A submission to Andrew Pinto, Chair of the Ontario Human Rights Review 2012. This submission was informed by the statements and experiences shared by participants at a stakeholder consultation meeting held at CMHA Ontario. (March, 2012)

Preface

Canadian Mental Health Association (CMHA), Ontario appreciates the opportunity to participate in the Ontario Human Rights Review 2012, and we want to thank Andrew Pinto, Chair of the Review for participating at our stakeholder consultation held on Wednesday, February 8, 2012.

CMHA Ontario is a not-for-profit, charitable organization committed to improving the mental health of all Ontarians. Our mission is “to make mental health possible for all.” CMHA Ontario is currently working to address the unique needs and advance the human rights of Ontarians with mental health disabilities in the areas of employment, housing, education, criminal justice, health equity and access to mental health services and supports. As part of our work, we are acting as a resource for the development of Ontario Human Rights Commission’s Human Rights Mental Health Strategy. We have also participated in the Accessibility for Ontarians with Disabilities Act (AODA) review process, and have articulated the need to consider and include mental health disabilities in the AODA standards and regulations (see Appendix A for CMHA Ontario’s submissions on mental health and human rights).

To inform the Ontario Human Rights Review 2012, CMHA Ontario convened a stakeholder consultation meeting. We extended an invitation through our networks to individuals who:

  • Have first-hand experience using the services of the Human Rights Tribunal of Ontario (HRTO), the Human Rights Legal Support Centre (HRLSC) and the Ontario Human Rights Commission (OHRC);
  • Have experienced issues, barriers or challenges to accessing services at the HRTO, HRLSC and OHRC;
  • Have filed an application to the HRTO regarding experiences of discrimination on the grounds of mental health disability;
  • Are services providers who have assisted clients who have filed an application to the HRTO regarding experiences of discrimination on the grounds of mental health disability.

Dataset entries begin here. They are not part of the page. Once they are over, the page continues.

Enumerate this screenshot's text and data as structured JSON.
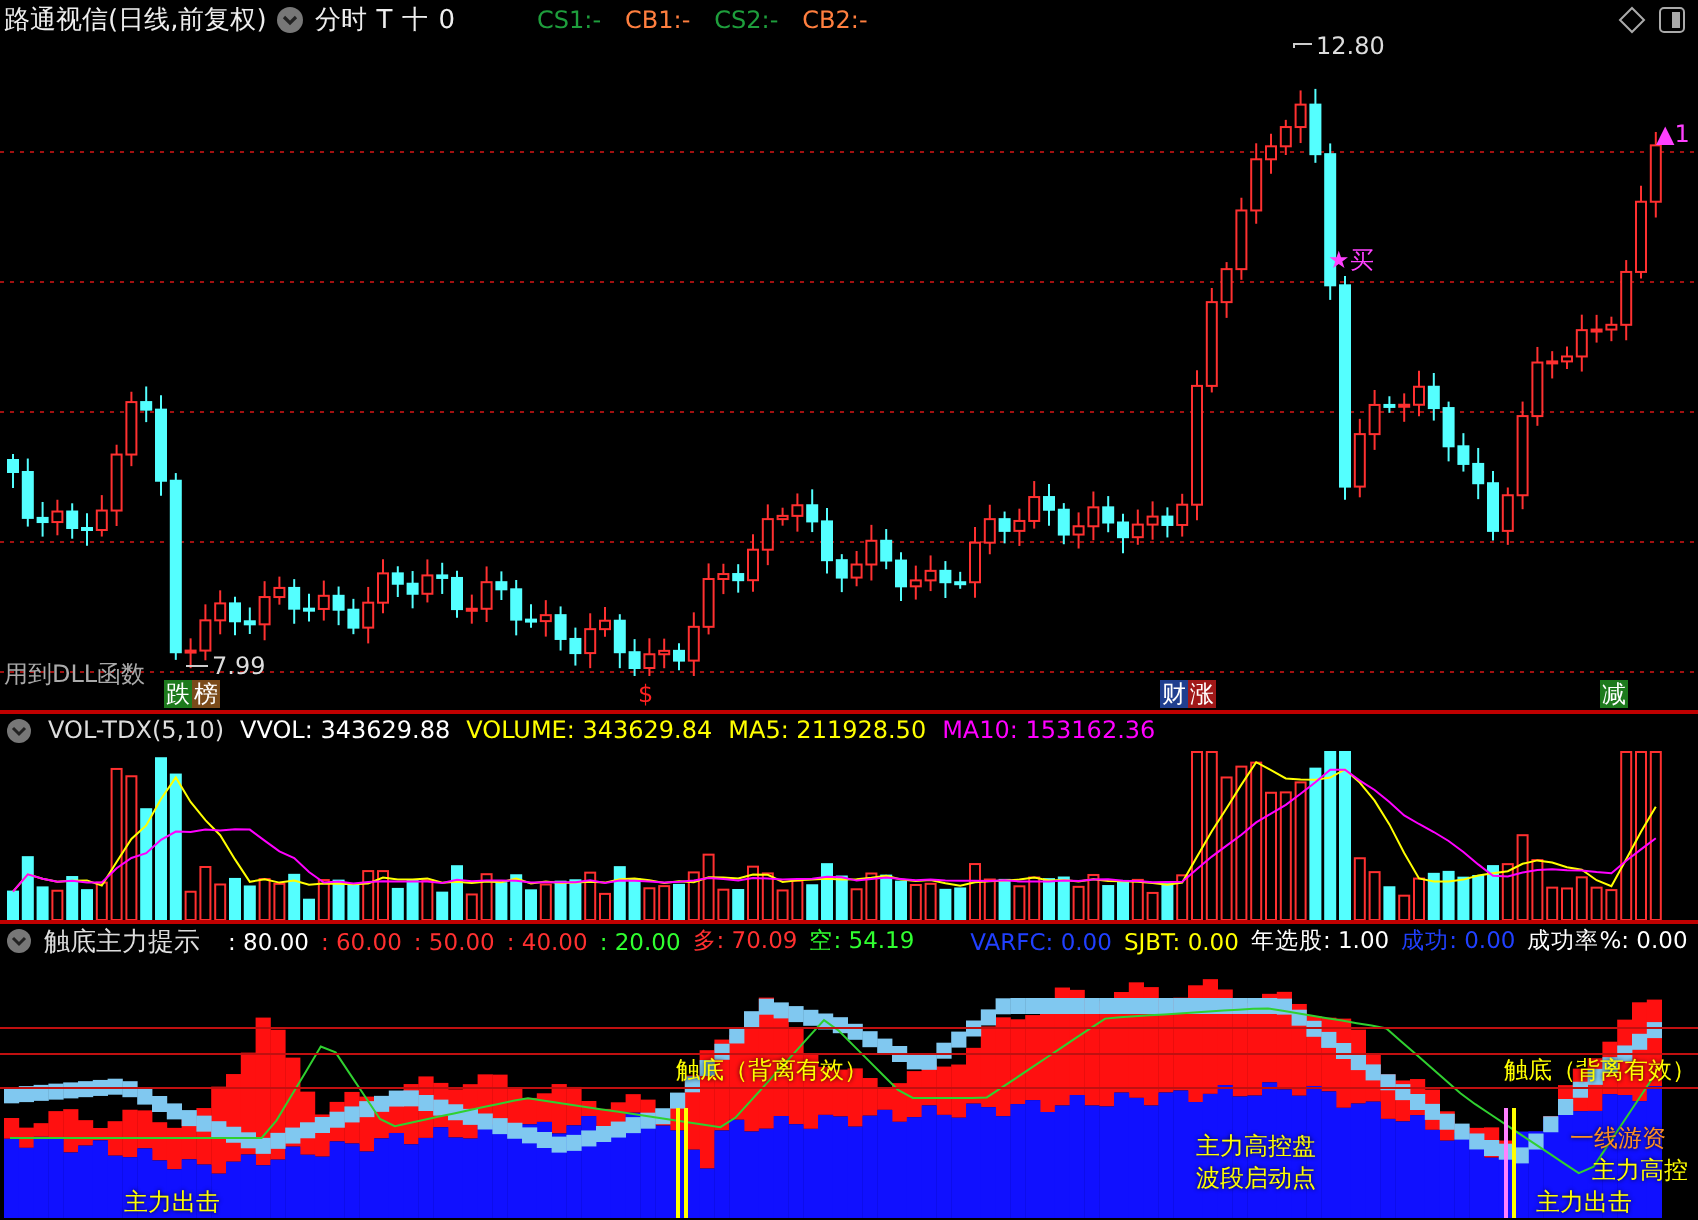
{
  "header": {
    "title": "路通视信(日线,前复权)",
    "tools": [
      "分时",
      "T",
      "十",
      "0"
    ],
    "values": [
      {
        "text": "CS1:-",
        "color": "#1e9e3c"
      },
      {
        "text": "CB1:-",
        "color": "#ff7f3f"
      },
      {
        "text": "CS2:-",
        "color": "#1e9e3c"
      },
      {
        "text": "CB2:-",
        "color": "#ff7f3f"
      }
    ]
  },
  "price_chart": {
    "high_label": "12.80",
    "low_label": "7.99",
    "buy_signal": "★买",
    "up_signal": "▲1",
    "note": "用到DLL函数",
    "markers": [
      {
        "kind": "badge",
        "text": "跌",
        "color": "#1d7a1d"
      },
      {
        "kind": "badge",
        "text": "榜",
        "color": "#7a4a1a"
      },
      {
        "kind": "plain",
        "text": "$",
        "color": "#ff2020"
      },
      {
        "kind": "badge",
        "text": "财",
        "color": "#1f3f8f"
      },
      {
        "kind": "badge",
        "text": "涨",
        "color": "#a01818"
      },
      {
        "kind": "badge",
        "text": "减",
        "color": "#1d7a1d"
      }
    ]
  },
  "volume_panel": {
    "title": "VOL-TDX(5,10)",
    "readouts": [
      {
        "text": "VVOL: 343629.88",
        "color": "#ffffff"
      },
      {
        "text": "VOLUME: 343629.84",
        "color": "#ffff00"
      },
      {
        "text": "MA5: 211928.50",
        "color": "#ffff00"
      },
      {
        "text": "MA10: 153162.36",
        "color": "#ff00ff"
      }
    ]
  },
  "indicator_panel": {
    "title": "触底主力提示",
    "readouts": [
      {
        "text": ": 80.00",
        "color": "#ffffff"
      },
      {
        "text": ": 60.00",
        "color": "#ff3030"
      },
      {
        "text": ": 50.00",
        "color": "#ff3030"
      },
      {
        "text": ": 40.00",
        "color": "#ff3030"
      },
      {
        "text": ": 20.00",
        "color": "#30ff30"
      },
      {
        "text": "多: 70.09",
        "color": "#ff3030"
      },
      {
        "text": "空: 54.19",
        "color": "#30ff30"
      },
      {
        "text": "VARFC: 0.00",
        "color": "#2040ff"
      },
      {
        "text": "SJBT: 0.00",
        "color": "#ffff00"
      },
      {
        "text": "年选股: 1.00",
        "color": "#ffffff"
      },
      {
        "text": "成功: 0.00",
        "color": "#2040ff"
      },
      {
        "text": "成功率%: 0.00",
        "color": "#ffffff"
      }
    ],
    "annotations": [
      {
        "text": "触底（背离有效）",
        "color": "#ffff00"
      },
      {
        "text": "主力出击",
        "color": "#ffff00"
      },
      {
        "text": "主力高控盘",
        "color": "#ffff00"
      },
      {
        "text": "波段启动点",
        "color": "#ffff00"
      },
      {
        "text": "触底（背离有效）",
        "color": "#ffff00"
      },
      {
        "text": "一线游资",
        "color": "#ff9020"
      },
      {
        "text": "主力高控",
        "color": "#ffff00"
      },
      {
        "text": "主力出击",
        "color": "#ffff00"
      }
    ]
  }
}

Thirteen individuals were present at the stakeholder consultation, participating in person and by conference call, and the meeting was chaired by Andrew Pinto.

This written submission is informed by the statements and experiences shared by the participants of the stakeholder consultation meeting.


Introduction

Individuals living with mental health disabilities face unique human rights issues and multiple barriers as a result of their disability. They also often fall through the cracks in the health care and criminal justice systems. Under the provisions of the Mental Health Act in Ontario, individuals with a mental health disability may be subject to consent and capacity determinations, may be involuntarily detained and may be given treatment without their consent.1 Furthermore, individuals with mental health disabilities often face multiple barriers to accessing the social determinants of health, often live in conditions of poverty, and face many challenges to accessing adequate housing, employment, and education.2 In addition, these individuals often face stigma, discrimination and violence due to their mental health disability.3

The human rights system in Ontario, which includes the Human Rights Tribunal of Ontario (HRTO), Human Rights Legal Support Centre (HRLSC) and the Ontario Human Rights Commission (OHRC), are the primary institutions through which Ontarians can address experiences of discrimination based on mental health disability. As such, the Ontario Human Rights Review 2012 presents a unique opportunity to give voice to the perspectives and recommendations of individuals with mental health disabilities as well as key stakeholders in the mental health sector. The Review’s recommendations can enhance the existing human rights system to advance the rights for individuals with mental health disabilities.

In our submission, we present the issues raised during the stakeholder consultation meeting, as well as recommendations for creating a more equitable human rights system in Ontario to protect the rights of individuals with mental health disabilities. Quotations from the participants of the stakeholder consultation meeting are highlighted throughout the submission.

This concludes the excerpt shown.